ATLANTA — A seeding structure change to the College Football Playoff format is unlikely to gain the necessary support without compromise, multiple commissioners told Yahoo Sports this week.
Eliminating the format’s rule designating the top four seeds — and first-round byes — only to conference champions has been discussed as a possible shift after the first year of the playoff, as Yahoo Sports reported in early December. However, unanimity among the 11 members of the CFP Management Committee — the 10 FBS commissioners and Notre Dame’s athletic director — is required to make any format changes in time for the 2025 playoff.
Commissioners of the Big 12 and Mountain West — the chief benefactors of the bye rule this year — as well as the ACC say they are open to discussing the matter, but expressed skepticism in making changes so soon into this version of the expanded playoff.
“I’m open to a healthy discussion on the topic,” Brett Yormark told Yahoo Sports. “I certainly have a point of view that will be expressed in the room, but I do not have the appetite to give up any financial reward that comes with a bye.”
There is a sizable financial incentive tethered to those receiving a first-round bye: $8 million. Teams advancing to the field each receive $4 million. Those playing in quarterfinals — the four first-round winners and the four top seeds — receive another $4 million.
Changes after one year of data “seem a bit quick,” Mountain West commissioner Gloria Nevarez said.
ACC commissioner Jim Phillips referred to similar professional playoff formats that use an automatic bye structure for teams that win divisions or conferences, such as the NFL. He cited one of the most recent regular season games in which the Detroit Lions played the Minnesota Vikings. The winner, Detroit, won the NFC North, received the No. 1 seed and a first-round bye in the NFC playoff system. Minnesota dropped to the wild-card spot and had to travel for a first-round game, which it lost to the Los Angeles Rams.
“The NFL, which we believe is the highest level of football in our world, has a system that rewards divisional champions,” Phillips said. “You see it in major league baseball too. It’s not as if this system is so foreign. This shouldn’t be used as a convenient rationale. It deserves a review and we should talk about how it went. But it’s not some exotic structure.”
As reported by Yahoo Sports on Dec. 10, the Big Ten and SEC are poised to at least introduce a discussion about seeding the field based on the alignment of the rankings and eliminate the bye rule.
If that happened this season, the top four seeds would have been No. 1 Oregon, No. 2 Georgia, No. 3 Texas and No. 4 Penn State. Arizona State, the No. 4 seed in the current format as Big 12 champions, would have been seeded 12th. Boise State, the No. 3 seed this year, would have been seeded ninth.
The 8-9 game would have featured Boise State-Indiana, instead of Ohio State-Tennessee, for instance.

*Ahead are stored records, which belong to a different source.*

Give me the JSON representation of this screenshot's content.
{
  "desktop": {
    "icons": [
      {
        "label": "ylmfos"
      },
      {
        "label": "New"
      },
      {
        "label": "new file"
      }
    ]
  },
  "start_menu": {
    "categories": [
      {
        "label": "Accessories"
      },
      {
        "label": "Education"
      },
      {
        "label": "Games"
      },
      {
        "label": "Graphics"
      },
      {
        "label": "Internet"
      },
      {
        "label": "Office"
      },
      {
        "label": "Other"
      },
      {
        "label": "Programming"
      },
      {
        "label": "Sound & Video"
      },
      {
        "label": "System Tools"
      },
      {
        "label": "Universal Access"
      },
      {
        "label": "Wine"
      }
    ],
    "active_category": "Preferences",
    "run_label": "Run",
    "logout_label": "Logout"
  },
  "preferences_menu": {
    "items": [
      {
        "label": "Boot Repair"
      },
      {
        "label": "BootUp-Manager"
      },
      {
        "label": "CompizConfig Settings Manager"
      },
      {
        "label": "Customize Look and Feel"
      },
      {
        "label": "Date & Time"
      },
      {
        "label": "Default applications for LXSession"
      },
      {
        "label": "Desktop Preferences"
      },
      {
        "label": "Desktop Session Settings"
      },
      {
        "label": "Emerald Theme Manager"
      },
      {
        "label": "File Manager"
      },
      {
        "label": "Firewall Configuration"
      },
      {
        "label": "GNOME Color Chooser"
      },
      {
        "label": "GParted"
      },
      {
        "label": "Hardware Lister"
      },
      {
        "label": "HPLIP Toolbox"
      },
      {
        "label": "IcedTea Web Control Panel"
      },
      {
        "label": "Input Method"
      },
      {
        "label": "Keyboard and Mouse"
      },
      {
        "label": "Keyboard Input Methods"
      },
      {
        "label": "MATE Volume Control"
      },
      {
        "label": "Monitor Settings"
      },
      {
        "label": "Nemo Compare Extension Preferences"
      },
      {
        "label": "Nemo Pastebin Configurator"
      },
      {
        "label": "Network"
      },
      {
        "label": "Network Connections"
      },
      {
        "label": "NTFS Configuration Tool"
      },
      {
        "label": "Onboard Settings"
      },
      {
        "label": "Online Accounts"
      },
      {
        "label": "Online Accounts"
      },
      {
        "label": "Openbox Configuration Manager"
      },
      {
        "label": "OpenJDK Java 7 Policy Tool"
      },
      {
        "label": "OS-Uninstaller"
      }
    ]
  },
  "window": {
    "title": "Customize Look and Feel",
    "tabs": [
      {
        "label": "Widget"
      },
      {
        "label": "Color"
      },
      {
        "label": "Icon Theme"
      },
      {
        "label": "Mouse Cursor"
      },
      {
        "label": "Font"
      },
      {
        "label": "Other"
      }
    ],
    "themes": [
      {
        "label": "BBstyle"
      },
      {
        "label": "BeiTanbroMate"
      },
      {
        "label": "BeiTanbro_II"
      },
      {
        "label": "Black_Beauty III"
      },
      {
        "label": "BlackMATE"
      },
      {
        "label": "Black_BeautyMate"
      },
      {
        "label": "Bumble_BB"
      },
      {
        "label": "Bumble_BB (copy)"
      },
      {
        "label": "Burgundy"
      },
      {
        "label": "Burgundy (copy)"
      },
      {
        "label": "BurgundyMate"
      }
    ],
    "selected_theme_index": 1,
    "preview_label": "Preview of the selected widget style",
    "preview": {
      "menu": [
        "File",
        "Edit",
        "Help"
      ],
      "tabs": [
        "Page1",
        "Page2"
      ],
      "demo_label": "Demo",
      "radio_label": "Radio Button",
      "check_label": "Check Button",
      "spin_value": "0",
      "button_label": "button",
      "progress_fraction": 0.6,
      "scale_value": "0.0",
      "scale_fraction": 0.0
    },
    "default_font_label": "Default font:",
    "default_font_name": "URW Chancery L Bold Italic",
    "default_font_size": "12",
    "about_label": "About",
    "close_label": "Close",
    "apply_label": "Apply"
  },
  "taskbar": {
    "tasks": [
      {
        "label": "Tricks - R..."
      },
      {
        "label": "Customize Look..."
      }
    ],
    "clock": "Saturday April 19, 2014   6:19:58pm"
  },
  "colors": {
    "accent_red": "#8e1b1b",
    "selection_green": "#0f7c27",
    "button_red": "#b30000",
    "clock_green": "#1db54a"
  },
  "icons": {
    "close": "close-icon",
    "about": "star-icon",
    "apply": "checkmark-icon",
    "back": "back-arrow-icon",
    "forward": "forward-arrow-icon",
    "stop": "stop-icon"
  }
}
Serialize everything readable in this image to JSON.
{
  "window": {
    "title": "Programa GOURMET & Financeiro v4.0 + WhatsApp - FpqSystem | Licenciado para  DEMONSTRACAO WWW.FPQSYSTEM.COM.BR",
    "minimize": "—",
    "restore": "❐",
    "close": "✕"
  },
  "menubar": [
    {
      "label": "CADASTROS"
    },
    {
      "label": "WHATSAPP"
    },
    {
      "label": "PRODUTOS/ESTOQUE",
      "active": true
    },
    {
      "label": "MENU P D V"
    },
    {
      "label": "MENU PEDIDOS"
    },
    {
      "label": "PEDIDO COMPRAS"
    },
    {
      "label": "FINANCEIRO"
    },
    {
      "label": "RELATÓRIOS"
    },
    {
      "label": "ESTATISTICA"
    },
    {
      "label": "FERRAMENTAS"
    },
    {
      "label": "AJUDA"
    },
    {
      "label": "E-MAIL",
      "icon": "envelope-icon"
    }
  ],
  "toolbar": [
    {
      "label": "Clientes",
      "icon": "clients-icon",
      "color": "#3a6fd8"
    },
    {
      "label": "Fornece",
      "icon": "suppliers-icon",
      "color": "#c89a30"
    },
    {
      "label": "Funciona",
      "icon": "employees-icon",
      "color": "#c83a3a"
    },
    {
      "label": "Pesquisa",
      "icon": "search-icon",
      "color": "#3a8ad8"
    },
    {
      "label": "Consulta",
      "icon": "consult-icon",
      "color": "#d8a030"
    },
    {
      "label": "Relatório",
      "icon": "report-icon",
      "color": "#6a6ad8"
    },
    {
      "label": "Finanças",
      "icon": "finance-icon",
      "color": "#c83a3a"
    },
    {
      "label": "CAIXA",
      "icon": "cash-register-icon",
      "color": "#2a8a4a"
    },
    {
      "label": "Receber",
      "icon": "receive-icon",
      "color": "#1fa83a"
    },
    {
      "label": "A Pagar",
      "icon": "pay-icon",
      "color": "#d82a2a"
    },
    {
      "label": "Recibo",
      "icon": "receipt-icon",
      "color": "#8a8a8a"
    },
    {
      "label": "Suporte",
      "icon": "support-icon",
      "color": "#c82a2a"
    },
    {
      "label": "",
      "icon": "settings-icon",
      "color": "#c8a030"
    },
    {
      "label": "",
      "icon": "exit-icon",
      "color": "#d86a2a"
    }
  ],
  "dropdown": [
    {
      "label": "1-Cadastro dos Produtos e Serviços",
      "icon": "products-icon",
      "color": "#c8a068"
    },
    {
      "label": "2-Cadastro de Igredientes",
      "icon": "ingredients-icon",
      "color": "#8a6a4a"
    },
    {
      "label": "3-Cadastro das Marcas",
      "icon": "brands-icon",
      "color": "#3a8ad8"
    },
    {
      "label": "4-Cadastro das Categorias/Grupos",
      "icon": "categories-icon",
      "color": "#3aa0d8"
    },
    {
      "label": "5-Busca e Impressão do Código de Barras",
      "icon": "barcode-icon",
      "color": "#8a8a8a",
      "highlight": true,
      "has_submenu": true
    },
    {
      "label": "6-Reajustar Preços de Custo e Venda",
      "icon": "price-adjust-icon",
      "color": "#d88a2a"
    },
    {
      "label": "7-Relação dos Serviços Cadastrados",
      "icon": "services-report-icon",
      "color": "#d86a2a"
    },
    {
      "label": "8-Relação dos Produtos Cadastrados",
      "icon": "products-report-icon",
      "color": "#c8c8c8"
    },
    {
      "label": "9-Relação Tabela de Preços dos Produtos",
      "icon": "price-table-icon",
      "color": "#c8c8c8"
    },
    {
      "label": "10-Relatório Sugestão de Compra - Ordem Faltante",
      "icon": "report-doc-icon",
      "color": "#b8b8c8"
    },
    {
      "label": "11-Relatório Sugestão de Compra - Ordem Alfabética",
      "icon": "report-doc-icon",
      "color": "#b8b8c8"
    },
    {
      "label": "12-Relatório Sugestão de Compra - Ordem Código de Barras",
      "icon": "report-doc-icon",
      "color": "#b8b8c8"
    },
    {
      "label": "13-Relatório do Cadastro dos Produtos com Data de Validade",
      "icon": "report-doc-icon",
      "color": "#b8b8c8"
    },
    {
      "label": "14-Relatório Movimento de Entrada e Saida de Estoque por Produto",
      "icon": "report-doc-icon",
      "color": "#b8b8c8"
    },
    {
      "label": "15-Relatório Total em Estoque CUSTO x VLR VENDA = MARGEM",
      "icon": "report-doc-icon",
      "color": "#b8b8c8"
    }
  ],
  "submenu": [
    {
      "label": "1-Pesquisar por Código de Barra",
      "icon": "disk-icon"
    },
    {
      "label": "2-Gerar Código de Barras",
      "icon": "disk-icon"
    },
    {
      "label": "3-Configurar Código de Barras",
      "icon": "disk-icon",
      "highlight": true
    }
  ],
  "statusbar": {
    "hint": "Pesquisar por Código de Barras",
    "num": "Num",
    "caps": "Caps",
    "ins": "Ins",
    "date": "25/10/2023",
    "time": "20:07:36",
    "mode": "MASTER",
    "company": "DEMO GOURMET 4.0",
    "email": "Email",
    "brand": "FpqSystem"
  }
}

“Once the field is set, we need to discuss how it should be seeded,” Big Ten commissioner Tony Petitti told Yahoo Sports on Friday. “I think some of this year’s matchups and the round in which they occurred make that conversation necessary.”
Commissioners meet on Sunday here at the site of Monday’s national title game between Notre Dame and Ohio State. However, the meeting is only scheduled for 90 minutes and is followed by another 90-minute meeting of the CFP Board of Managers, the entity’s highest-ranking governance group made up of one university president from each FBS conference and Notre Dame.
Commissioners have already scheduled a February meeting that, perhaps, may allow for more discussion on the format.
In the past, SEC commissioner Greg Sankey has openly expressed interest in exploring changes to a format that, he said in December, was created for five somewhat equitable power conferences, not the current landscape of four inequitable leagues.
“We’re seeing the stress points that we knew would be there, but I actually think they are as or more volatile than we thought,” he told Yahoo Sports on Dec. 10. “Now we have a whole different [conference] dynamic. So what happens?”
Any immediate change, however, is a difficult task.
The 2025 playoff exists under governance policies of the original 12-year CFP contract that began in 2014. Those policies require unanimity for format changes.
That governance structure is expected to change starting with the extended, six-year CFP deal in 2026, when the SEC and Big Ten claim they have authority over format alterations.
In a Dec. 23 story, Yahoo Sports deeply explored playoff changes, governance and future formats, which includes a Big Ten proposal to grant multiple automatic qualifiers to a single conference — a proposal originally tabled last spring.